Flor de Pascoa (1873) Marianne North.

E assim fui ao encontro da nova estação, com passos firmes, esperança no coração, fé no futuro e na certeza que há uma estrela a nos guiar.

Afinal, por mais que seja rigoroso o inverno, jamais se pode deter a chegada da primavera

Me deixe sozinha

Adoro dias chuvosos. Combinam com uma das mais belas Rosângelas que habitam dentro de mim. Gosto de passear displicentemente pelas ruas do centro da cidade com meu echarpe vermelho, olhando para aquelas belas construções neoclássicas que povoaram a arquitetura do século XIX. E para estas caminhadas, nada melhor que a companhia das musas que guardam o Teatro Municipal, me auxiliando a passar pelas folhas de acanto que sustentam as grandes colunas de imponentes prédios.

Mas infelizmente nem tudo dá uma bela foto que valha a pena colocar nas redes sociais. Em uma sociedade como a nossa, prazeres simples como passear nas ruas para uma mulher sozinha se torna uma batalha.

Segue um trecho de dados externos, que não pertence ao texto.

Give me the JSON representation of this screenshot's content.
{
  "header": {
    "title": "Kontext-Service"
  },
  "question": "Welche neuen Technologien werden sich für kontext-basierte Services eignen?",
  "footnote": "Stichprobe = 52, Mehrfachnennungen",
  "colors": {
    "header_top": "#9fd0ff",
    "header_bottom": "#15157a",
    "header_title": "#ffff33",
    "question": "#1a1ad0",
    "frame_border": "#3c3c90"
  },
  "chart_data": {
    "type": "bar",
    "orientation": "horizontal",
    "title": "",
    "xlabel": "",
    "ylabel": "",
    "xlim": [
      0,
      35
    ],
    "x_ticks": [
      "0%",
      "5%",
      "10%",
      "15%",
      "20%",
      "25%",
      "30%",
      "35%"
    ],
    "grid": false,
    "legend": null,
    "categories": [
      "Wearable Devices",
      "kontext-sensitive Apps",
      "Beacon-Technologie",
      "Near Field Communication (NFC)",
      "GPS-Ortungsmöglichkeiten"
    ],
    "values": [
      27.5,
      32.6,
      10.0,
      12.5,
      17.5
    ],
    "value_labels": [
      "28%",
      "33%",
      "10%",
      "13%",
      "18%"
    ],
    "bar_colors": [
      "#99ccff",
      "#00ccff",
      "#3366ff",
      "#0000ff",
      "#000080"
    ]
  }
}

Ouvir cantadas velhas e machistas, ser a nora perfeita para sogras imaginárias, se sentir um pedaço de carne ambulante, não poder sequer rir ao lembrar de um fato engraçado para que o indivíduo não ache que voce está “dando mole”. Meu Deus! Me tiraram o direito ao riso frouxo!

Suzana e os Anciãos (1610) – Artemisia Gentileschi

Como sou insistente em meu passeio pelas ruas estreitas do centro, desviando de carantonhas e sons de gralhas que insistem em me perturbar a viagem, as musas acham por bem me confiar a Baudelaire. Ele, como um autêntico flâneur, me guia até um antigo café, com seu piso do século XIX ainda intacto, para que eu pudesse, ao beber lentamente minha xícara de capuccino, me transportar para minhas outras vidas, me desligasse da contemporaneidade enloquecedora e barulhenta e aproveitasse alguns momentos de profundo prazer de minha própria companhia.

E passo alguns belos momentos pensando, devaneando, sorrindo de alegrias passadas e presentes, e para pessoas queridas que desfilam pelos olhos da minha alma. Neste momento não lembro onde o corpo está, mas alma certamente está no paraíso.

Senti o cheiro de feijão da minha mãe, comi o bolinho de chuva com canela e tomei o café que ela tinha acabado de passar. Até dancei soltinho com meu pai e seu sapato bicolor na sala.

Terraço do Café à Noite (1888) – Vincent Van Gogh

De repente, escuto um “- senhora?” muito ao longe. Deixei meu bolinho de chuva no prato, me despedi de meus pais e voltei para a cafeteria que estava.

Ao sair do meu paraíso particular, a garçonete, muito envergonhada, me diz que um determinado senhor me viu muito tempo sozinha e por isso se dispôs a me fazer companhia, a se sentar em minha mesa para eu não ficar sozinha.

Ainda aérea pelo fuso horário entre o meu mundo mágico e o café onde eu estava sentada, me perguntei “eu? sozinha?”. Após alguns instantes agradeci mas recusei a companhia pois eu queria estar sozinha, foi para isso que saí de casa aquele dia, para estar comigo. Ao passar por mim, o educado cavalheiro balbuciou pelo canto da boca a real ideia do que ele achava que eu era.

Mas não me dou por vencida. Fico até o final do que eu tinha programado para o meu dia. Ajeito meu echarpe vermelho e retoco meu batom. E enquanto faço isso, reforço a minha disposição de lutar com unhas pintadas e um belo sorriso contra essa sociedade tão misógina, que sequer nos deixa sair às ruas em paz – e sozinha.